New Delhi: In a landmark judgment aimed at stopping “the rule of mafia” from destroying democracy, the Supreme Court on Friday held that candidates contesting elections should reveal their source of income along with those of their families and dependants at the time of filing nominations to contest Assembly or parliamentary elections.
The court held that non-disclosure of source of income will amount to “corrupt practice”, warranting disqualification. Directing the Union government to amend the Representation of People Act for mandating disclosure of source of income of candidates and their kin, a bench, headed by Justice J. Chelameswar, said, “Such information will certainly be relevant and necessary for a voter to make an appropriate choice at the time of election.”
As of now, while filing nominations candidates file affidavits disclosing their assets but give no information on the source.
The court’s big push for the electoral reform came with the observation that accumulation of wealth in the hands of elected representatives without any known or by questionable sources of income paves the way for the “rule of mafia” substituting the rule of law. Disproportionate assets of elected representatives should alarm citizens and voters of any truly democratic society, said the bench, which also included Justice Abdul Nazeer.

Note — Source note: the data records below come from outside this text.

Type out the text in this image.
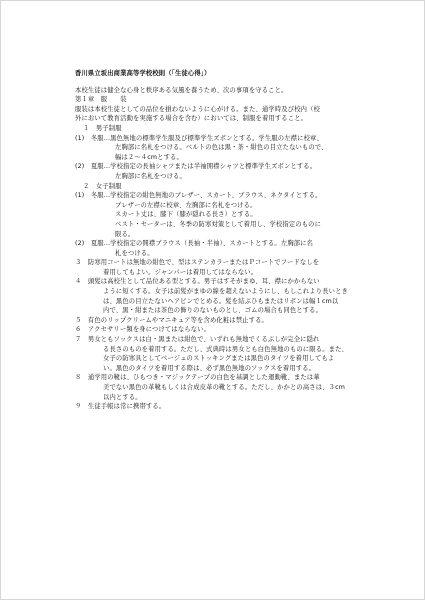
香川県立坂出商業高等学校校則（「生徒心得」）
本校生徒は健全な心身と秩序ある気風を養うため、次の事項を守ること。
第１章　服　　装
服装は本校生徒としての品位を損わないように心がける。また、通学時及び校内（校
外において教育活動を実施する場合を含む）においては、制服を着用すること。
１　男子制服
(1)　冬服…黒色無地の標準学生服及び標準学生ズボンとする。学生服の左襟に校章、
左胸部に名札をつける。ベルトの色は黒・茶・紺色の目立たないもので、
幅は２～４cmとする。
(2)　夏服…学校指定の長袖シャツまたは半袖開襟シャツと標準学生ズボンとする。
左胸部に名札をつける。
２　女子制服
(1)　冬服…学校指定の紺色無地のブレザー、スカート、ブラウス、ネクタイとする。
ブレザーの左襟に校章、左胸部に名札をつける。
スカート丈は、膝下（膝が隠れる長さ）とする。
ベスト・セーターは、冬季の防寒対策として着用し、学校指定のものに
限る。
(2)　夏服…学校指定の開襟ブラウス（長袖・半袖）、スカートとする。左胸部に名
札をつける。
３　防寒用コートは無地の紺色で、型はステンカラーまたはＰコートでフードなしを
着用してもよい。ジャンパーは着用してはならない。
４　頭髪は高校生として品位ある型とする。男子はすそがまゆ、耳、襟にかからない
ように短くする。女子は前髪がまゆの線を超えないようにし、もしこれより長いとき
は、黒色の目立たないヘアピンでとめる。髪を結ぶひもまたはリボンは幅１cm以
内で、黒・紺または茶色の飾りのないものとし、ゴムの場合も同色とする。
５　有色のリップクリームやマニキュア等を含め化粧は禁止する。
６　アクセサリー類を身につけてはならない。
７　男女ともソックスは白・黒または紺色で、いずれも無地でくるぶしが完全に隠れ
る長さのものを着用する。ただし、式典時は男女とも白色無地のものに限る。また、
女子の防寒具としてベージュのストッキングまたは黒色のタイツを着用してもよ
い。黒色のタイツを着用する際は、必ず黒色無地のソックスを着用する。
８　通学用の靴は、ひもつき・マジックテープの白色を基調とした運動靴、または華
美でない黒色の革靴もしくは合成皮革の靴とする。ただし、かかとの高さは、３cm
以内とする。
９　生徒手帳は常に携帯する。
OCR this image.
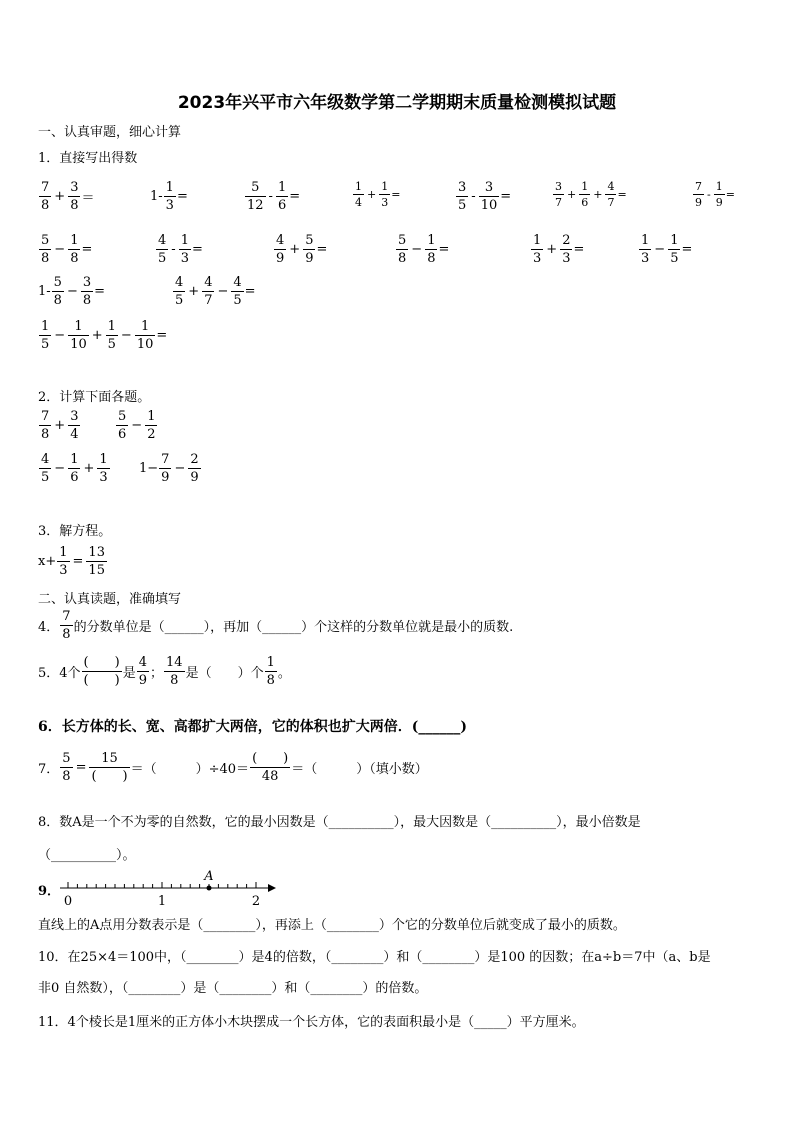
2023年兴平市六年级数学第二学期期末质量检测模拟试题
一、认真审题，细心计算
1．直接写出得数
$\frac{7}{8} + \frac{3}{8}$ ＝	$1- \frac{1}{3}$ =	$\frac{5}{12} - \frac{1}{6}$ =	$\frac{1}{4} + \frac{1}{3}$ =	$\frac{3}{5} - \frac{3}{10}$ =	$\frac{3}{7} + \frac{1}{6} + \frac{4}{7}$ =	$\frac{7}{9} - \frac{1}{9}$ =
$\frac{5}{8} - \frac{1}{8}$ =	$\frac{4}{5} - \frac{1}{3}$ =	$\frac{4}{9} + \frac{5}{9}$ =	$\frac{5}{8} - \frac{1}{8}$ =	$\frac{1}{3} + \frac{2}{3}$ =	$\frac{1}{3} - \frac{1}{5}$ =
$1- \frac{5}{8} - \frac{3}{8}$ =	$\frac{4}{5} + \frac{4}{7} - \frac{4}{5}$ =
$\frac{1}{5} - \frac{1}{10} + \frac{1}{5} - \frac{1}{10}$ =
2．计算下面各题。
$\frac{7}{8} + \frac{3}{4}$	$\frac{5}{6} - \frac{1}{2}$
$\frac{4}{5} - \frac{1}{6} + \frac{1}{3} 1- \frac{7}{9} - \frac{2}{9}$
3．解方程。
$x+ \frac{1}{3} = \frac{13}{15}$
二、认真读题，准确填写
4． $\frac{7}{8}$ 的分数单位是（______），再加（______）个这样的分数单位就是最小的质数.
5．4个 $\frac{( )}{( )}$ 是 $\frac{4}{9}$ ； $\frac{14}{8}$ 是（　　）个 $\frac{1}{8}$ 。
6．长方体的长、宽、高都扩大两倍，它的体积也扩大两倍．(______)
7． $\frac{5}{8} = \frac{15}{( )}$ ＝（　　　）$\div 40= \frac{( )}{48}$ ＝（　　　）（填小数）
8．数A是一个不为零的自然数，它的最小因数是（__________），最大因数是（__________），最小倍数是
（__________）。
9．
0	1	2
A
直线上的A点用分数表示是（________），再添上（________）个它的分数单位后就变成了最小的质数。
10．在25×4＝100中，（________）是4的倍数，（________）和（________）是100 的因数；在a÷b＝7中（a、b是
非0 自然数），（________）是（________）和（________）的倍数。
11．4个棱长是1厘米的正方体小木块摆成一个长方体，它的表面积最小是（_____）平方厘米。
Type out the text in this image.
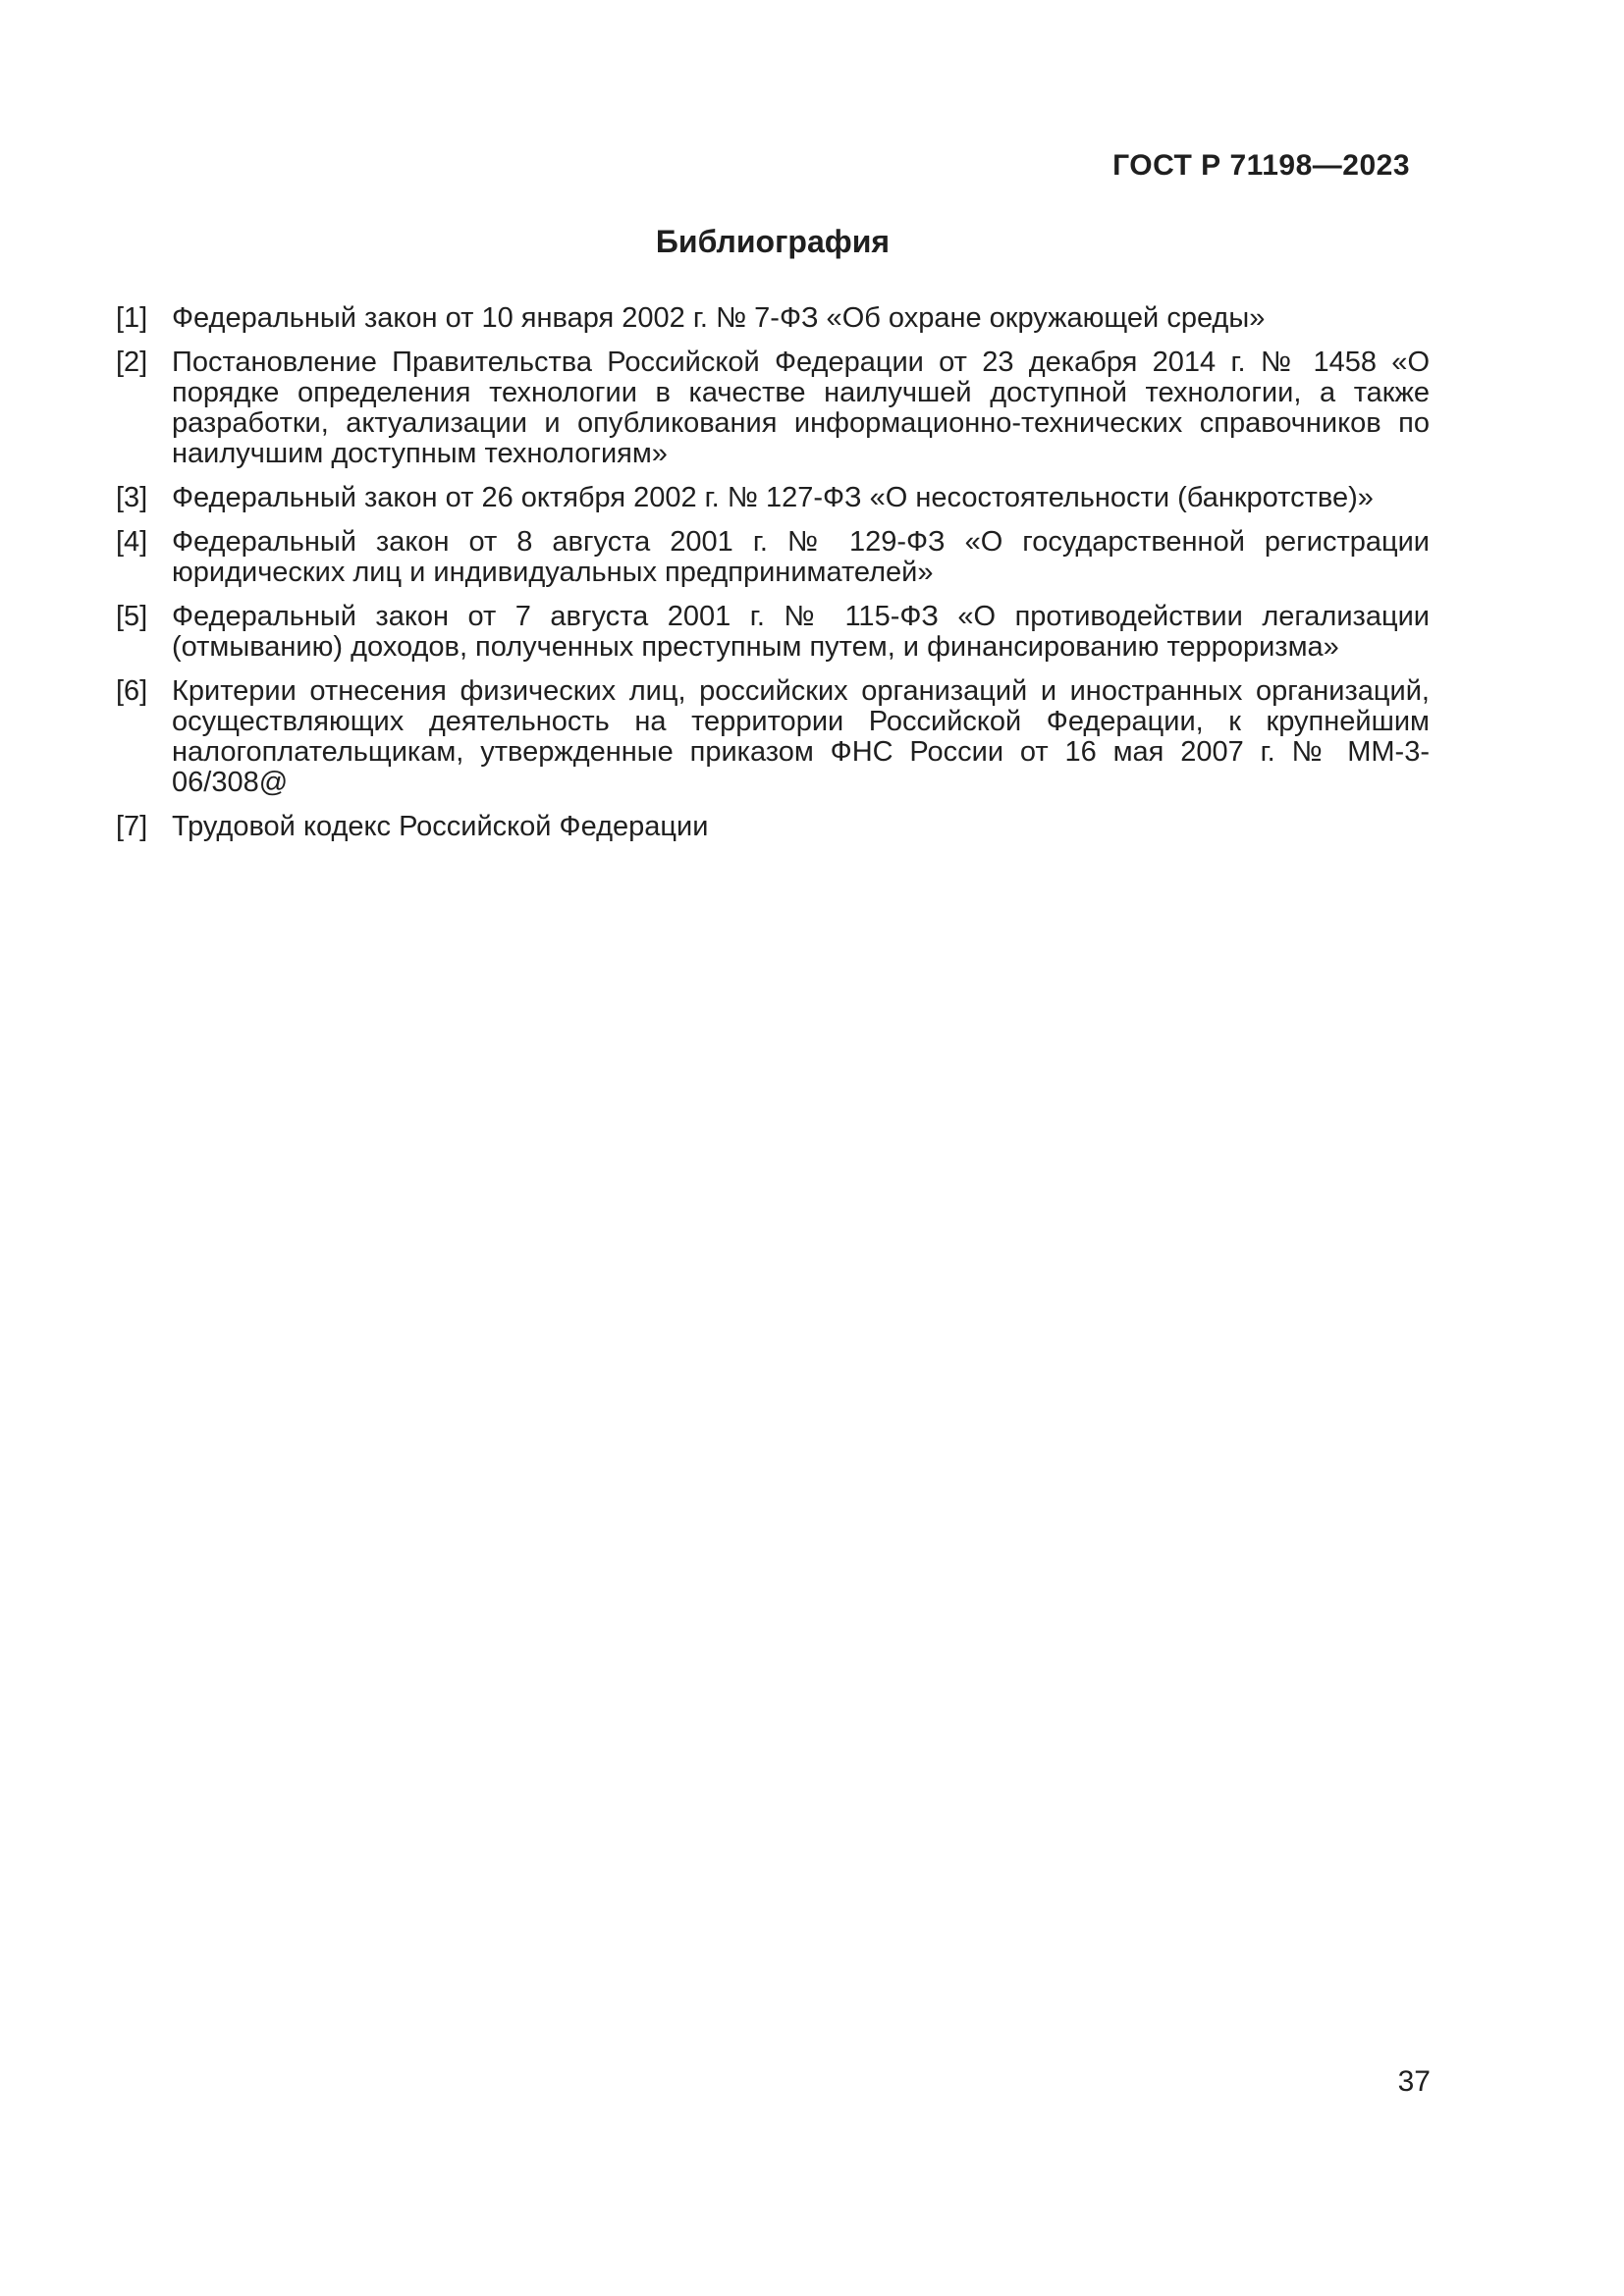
ГОСТ Р 71198—2023
Библиография
[1] Федеральный закон от 10 января 2002 г. № 7-ФЗ «Об охране окружающей среды»
[2] Постановление Правительства Российской Федерации от 23 декабря 2014 г. № 1458 «О порядке определения технологии в качестве наилучшей доступной технологии, а также разработки, актуализации и опубликования информационно-технических справочников по наилучшим доступным технологиям»
[3] Федеральный закон от 26 октября 2002 г. № 127-ФЗ «О несостоятельности (банкротстве)»
[4] Федеральный закон от 8 августа 2001 г. № 129-ФЗ «О государственной регистрации юридических лиц и индивидуальных предпринимателей»
[5] Федеральный закон от 7 августа 2001 г. № 115-ФЗ «О противодействии легализации (отмыванию) доходов, полученных преступным путем, и финансированию терроризма»
[6] Критерии отнесения физических лиц, российских организаций и иностранных организаций, осуществляющих деятельность на территории Российской Федерации, к крупнейшим налогоплательщикам, утвержденные приказом ФНС России от 16 мая 2007 г. № ММ-3-06/308@
[7] Трудовой кодекс Российской Федерации
37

“If assets of a legislator or his/her associates increase without bearing any relationship to their known sources of income, the only logical inference that can be drawn is that there is some abuse of the legislator’s constitutional office,” said the court, while hearing a PIL filed by NGO Lok Prahari.
Writing the judgment, Justice Chelameswar said, “Abnormal growth of assets of a legislator or his associates need not always be a consequence of illegal activity. It could be the result of activities which are improper… but are inconsistent with the basic constitutional obligations of a legislator.”
The bench said that the state owes a constitutional obligation towards people to ensure that there is no concentration of wealth to the common detriment and to the debilitation of democracy.
“If left unattended, it will inevitably lead to the destruction of democracy and pave the way for the rule of mafia,” the bench said.
The court supported the idea for a permanent mechanism to periodically collect income data of legislators and their associates and examine in every case whether there is disproportionate increase in the assets and recommend action.
The authority concerned can also place the information before the appropriate legislature to consider their eligibility to continue as members of the House.